While the photographs feature children and mothers centrally, Tjarkovsky is also pictured regularly. A good-looking man with dark hair and eyes, he cuts a striking figure. His claims are similarly eye-catching. He outlines his belief in the healing power of water and his ambition to prolong "the uterine condition" and notes his own experiments in living underwater: "I spent a month in a shallow swimming pool, where I ate, slept and worked on a scientific thesis. I only left the water to go to the lavatory." Other portraits include photographs of Soviet ‘sensitives’ who worked alongside Tjarkovsky on parapsychological theories of ‘bio-energy’, the psychic field that Kirlian photography claims to capture. One such figure, Djuna Davitashvily, is photographed in monochrome in a transcendent pose with the palms of both hands held aloft, illustrating her trade in ‘feeling’ disease. The remaining photographs are of bathing kittens and other animals; Tjarkovsky-inspired experiments with dolphin-assisted childbirth continue to this day.
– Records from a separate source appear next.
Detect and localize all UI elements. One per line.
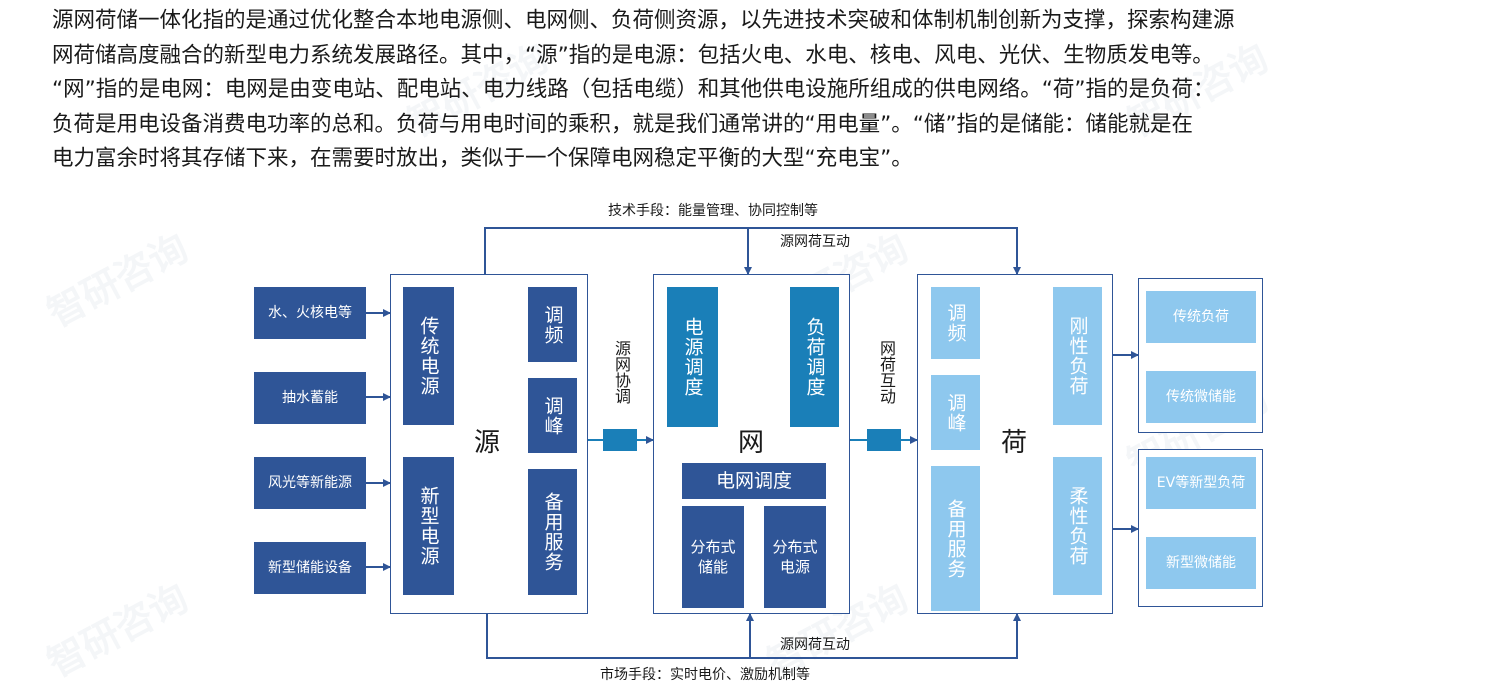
source-item: 风光等新能源 [254, 457, 366, 509]
load-fm-box: 调频 [931, 287, 980, 359]
rigid-load-box: 刚性负荷 [1053, 287, 1102, 425]
grid-dispatch-box: 电网调度 [682, 463, 826, 499]
power-dispatch-box: 电源调度 [667, 287, 718, 427]
bottom-interaction-label: 源网荷互动 [780, 637, 850, 653]
top-method-label: 技术手段：能量管理、协同控制等 [608, 203, 818, 219]
source-reserve-box: 备用服务 [528, 469, 577, 595]
intro-line: 负荷是用电设备消费电功率的总和。负荷与用电时间的乘积，就是我们通常讲的“用电量”… [52, 111, 1194, 137]
intro-paragraph: 源网荷储一体化指的是通过优化整合本地电源侧、电网侧、负荷侧资源，以先进技术突破和… [52, 4, 1462, 177]
source-grid-connector [603, 429, 637, 451]
top-interaction-label: 源网荷互动 [780, 234, 850, 250]
new-power-box: 新型电源 [403, 457, 454, 595]
traditional-power-box: 传统电源 [403, 287, 454, 425]
ev-new-load-box: EV等新型负荷 [1146, 457, 1256, 509]
intro-line: 电力富余时将其存储下来，在需要时放出，类似于一个保障电网稳定平衡的大型“充电宝”… [52, 146, 913, 171]
grid-load-interaction-label: 网荷互动 [877, 340, 896, 404]
source-fm-box: 调频 [528, 287, 577, 362]
distributed-power-box: 分布式电源 [764, 506, 826, 608]
flexible-load-box: 柔性负荷 [1053, 457, 1102, 595]
source-title: 源 [474, 428, 501, 458]
source-grid-coordination-label: 源网协调 [612, 340, 631, 404]
source-item: 新型储能设备 [254, 542, 366, 594]
source-item: 抽水蓄能 [254, 372, 366, 424]
bottom-method-label: 市场手段：实时电价、激励机制等 [600, 667, 810, 683]
traditional-micro-storage-box: 传统微储能 [1146, 371, 1256, 423]
intro-line: 网荷储高度融合的新型电力系统发展路径。其中，“源”指的是电源：包括火电、水电、核… [52, 42, 1214, 68]
intro-line: “网”指的是电网：电网是由变电站、配电站、电力线路（包括电缆）和其他供电设施所组… [52, 77, 1215, 102]
source-item: 水、火核电等 [254, 287, 366, 339]
intro-line: 源网荷储一体化指的是通过优化整合本地电源侧、电网侧、负荷侧资源，以先进技术突破和… [52, 8, 1235, 33]
load-reserve-box: 备用服务 [931, 466, 980, 611]
load-dispatch-box: 负荷调度 [790, 287, 839, 427]
load-peak-box: 调峰 [931, 375, 980, 450]
traditional-load-box: 传统负荷 [1146, 291, 1256, 343]
source-peak-box: 调峰 [528, 378, 577, 453]
grid-load-connector [867, 429, 901, 451]
grid-title: 网 [738, 428, 765, 458]
new-micro-storage-box: 新型微储能 [1146, 537, 1256, 589]
load-title: 荷 [1001, 428, 1028, 458]
distributed-storage-box: 分布式储能 [682, 506, 744, 608]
While the pain-relieving effects of water in labour are clinically proven and birthing pools are now available as part of general NHS care, Water Babies is far from a how-to book. For this we might be thankful. Tjarkovsky’s claims are wildly eccentric and sometimes deeply dangerous. The book offers a warm appraisal of the possible benefits of his propositions but the last word is given to sceptical Swedish physicians who note that his methods are unethical according to their guidelines. The gynaecologist notes the serious risk of brain damage if Tjarkovsky’s recommendations for the deprivation of oxygen in babies are followed.

The book, as a whole, then, is a source of both horror and fascination. It illustrates the early founding of birthing and baby-swim practices that have achieved near-orthodoxy in the succeeding decades but it also documents the wilder fringes of the human potential movement of the period. Sidenbladh’s text is rich in written images: a new-born swaddled in blankets is "like the Christ Child in fresco"; an underwater mother is "like a water goddess of ancient mythology". Water Babies’ message is powered by the otherworldly photographs of underwater children. The narrative might provide a sense of elemental ancient wisdom, with water the universal origin of life, but it is more recent political history that is most strongly visually evoked. The physical culture origins of Tjarkovsky’s ideas are figured in the heroic imagery of children as submerged Soviet super humans.